Мост чрез Цысю был старый однопутный и на каждом его берегу был устроен разъезд. После того как трансконтинентальную магистраль переделали на два пути в обе стороны. Это, конечно же, задерживало перевозки и проект строительства второго моста рядом был закончен еще до войны, но война помешала…

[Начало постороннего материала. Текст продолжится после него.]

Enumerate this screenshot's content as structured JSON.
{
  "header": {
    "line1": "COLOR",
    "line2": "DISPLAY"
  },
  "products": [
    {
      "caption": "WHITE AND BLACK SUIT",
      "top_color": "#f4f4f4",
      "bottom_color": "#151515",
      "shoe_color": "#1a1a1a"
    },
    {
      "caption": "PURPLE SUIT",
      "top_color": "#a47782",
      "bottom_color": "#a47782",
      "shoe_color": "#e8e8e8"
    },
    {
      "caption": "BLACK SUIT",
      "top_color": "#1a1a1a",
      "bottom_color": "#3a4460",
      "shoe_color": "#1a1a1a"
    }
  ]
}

На подъезде к мосту, после разъезда, забитого эшелонами со стреляными снарядными гильзами, когда до моста остался один путь, по шпалам навстречу нам бежал человек, и что-то истошно орал размахивая зеленым флажком.
— Отцепить платформы, — приказал я. — Замедлить ход.
Штурмовики, не дожидаясь остановки своих платформ, частью на ходу попрыгали на гравий насыпи, часть прикрывала товарищей пулеметами, а особо назначенные навалились после отцепки на тормоза, что дико скрежетали металлом.
Охрана эшелонов на разъездах сопротивления никакого не оказала и охотно сдалась, сложив старые однозарядные винтовки с игольчатыми штыками.
Броневагон, избавившись от тяжести прицепа, рванул вперед со всей своей максимальной скоростью — тридцать километров в час.
Человек с зеленым флажком резво соскочил с пути, чтобы не попасть под нашу переднюю контрольную платформу с пулеметами и десантниками, но орать не перестал. Но я его за стуком двигателя не слышал. Да и не обратил особого внимания.
С гулом пролетели по обеим сторонам ажурные фермы трехпролётного моста и, ворвавшись на правый берег реки, я отдал приказ стрелять только из пулеметов. Проскочив первый за мостом разъезд, увидел, что однопутная дорога там и дальше продолжается, и навстречу нам со второго разъезда уже вышел эшелон с большим черным паровозом впереди. Паровоз уже разгонялся.
— Уя — струя, — вырвалось у меня. — Семафор же зеленый был?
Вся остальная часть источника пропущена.